= THP-1 cell line =

Human monocytic cell line

THP-1 is a human monocytic cell line derived from an acute monocytic leukemia patient. It is used to test leukemia cell lines in immunocytochemical analysis of protein-protein interactions, and immunohistochemistry.

== Characteristics ==
Although THP-1 cells are of the same lineage, mutations can cause differences as the progeny proliferates. In general, THP-1 cells exhibit a large, round, single-cell morphology. The cells were derived from the peripheral blood of a 1-year-old human male with acute monocytic leukemia. Some of their characteristics are:
- Expression of Fc receptor and C3b receptors while lacking surface and cytoplasmic immunoglobulins.
- Production of IL-1.
- Positive detection of alpha-naphthyl butyrate esterase and lysozymes
- Phagocytic physiology (both for latex beads and sensitized erythrocytes).
- Restoration of the response of purified T lymphocytes to Con A.
- Increased CO_{2} production on phagocytosis and differentiation into macrophage-like cells
- Polarization into the M1 phenotype by incubation with IFN-γ and LPS, or to the M2 phenotype by incubation with interleukin 4 and interleukin 13
- Differentiation into immature dendritic cells, using recombinant human interleukin 4 (rhIL-4) and recombinant human granulocyte macrophage colony-stimulating factor (rhGM-CSF), and mature dendritic cells using rhIL-4, rhGM-CSF, recombinant human tumour necrotic factor α (rhTNF-α) and Ionomycin.
- The HLA type for THP-1 is HLA-A*02:01; A*24:02; B*15:11; B*35:01; C*03:03; DRB1*01:01; DRB1*15:01; DQB1*05:01; DQB1*06:02; DPB1*02:01; DPB1*04:02 (in the German Collection of Microorganisms and Cell Cultures (DSMZ) cell bank). This HLA type can change depending on the reference biorepository, due to loss of heterozygosity in multiple chromosomal regions, as THP-1 from the American Type Culture Collection (ATCC) do not express the HLA-A*24:02 and B*35:01 alleles.

=== Growth Information ===

THP-1 can provide continuous culture when grown in suspension; RPMI 1640 + 10% FBS + 2mM L-Glutamine.
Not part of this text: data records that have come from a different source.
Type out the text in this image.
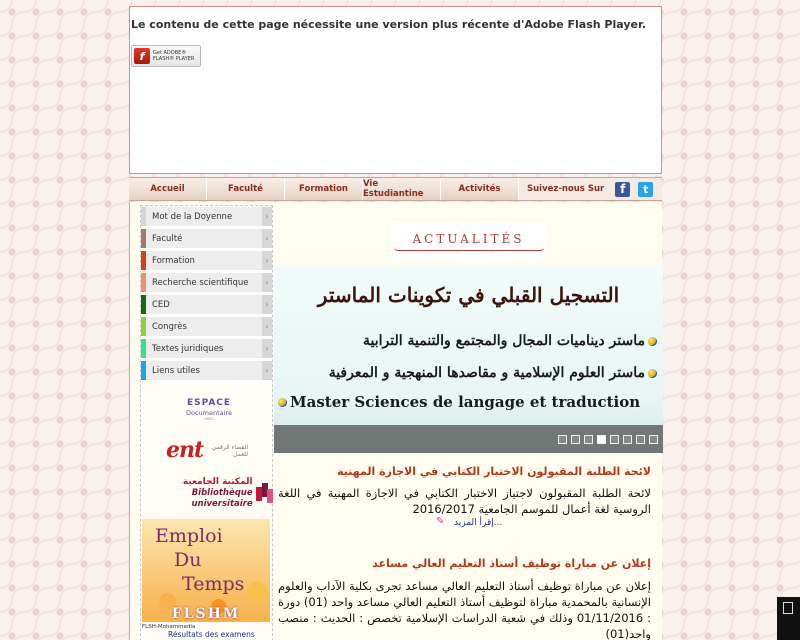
Le contenu de cette page nécessite une version plus récente d'Adobe Flash Player.
f	Get ADOBE®
FLASH® PLAYER
Accueil	Faculté	Formation	Vie Estudiantine	Activités	Suivez-nous Sur	f	t
Mot de la Doyenne	›
Faculté	›
Formation	›
Recherche scientifique	›
CED	›
Congrès	›
Textes juridiques	›
Liens utiles	›
ESPACE
Documentaire
UH2C
ent الفضاء الرقمي
للعمل
المكتبة الجامعية
Bibliothèque universitaire
Emploi
Du
Temps
FLSHM
FLSH-Mohammedia
Résultats des examens
ACTUALITÉS
التسجيل القبلي في تكوينات الماستر
ماستر ديناميات المجال والمجتمع والتنمية الترابية
ماستر العلوم الإسلامية و مقاصدها المنهجية و المعرفية
Master Sciences de langage et traduction
لائحة الطلبة المقبولون الاختبار الكتابي في الاجازة المهنية
لائحة الطلبة المقبولون لاجتياز الاختبار الكتابي في الاجازة المهنية في اللغة الروسية لغة أعمال للموسم الجامعية 2016/2017
✎ إقرأ المزيد...
إعلان عن مباراة توظيف أستاذ التعليم العالي مساعد
إعلان عن مباراة توظيف أستاذ التعليم العالي مساعد تجرى بكلية الآداب والعلوم الإنسانية بالمحمدية مباراة لتوظيف أستاذ التعليم العالي مساعد واحد (01) دورة : 01/11/2016 وذلك في شعبة الدراسات الإسلامية تخصص : الحديث : منصب واحد(01)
The average doubling time is 19 to 50 hours.
1 mM sodium pyruvate, penicillin (100 units/ml) and streptomycin (100 μg/ml) are also commonly added to inhibit bacterial contamination. Cultures should be maintained at cell densities in the range 2-9 × 10^{5} cells/ml at 37 °C, 5% CO_{2}. Cells are non-adherent.

=== Hazards ===
THP-1 cells are of human origin, and no evidence has been found for the presence of infectious viruses or toxic products. The ATCC Biosafety recommendation is level 1.

=== Research applications ===
THP-1 cells are used as a models to study the monocyte-macrophage differentiation process, antigen presentation and as a model to examine some macrophage-related physiological processes, for example the macrophage cholesterol efflux.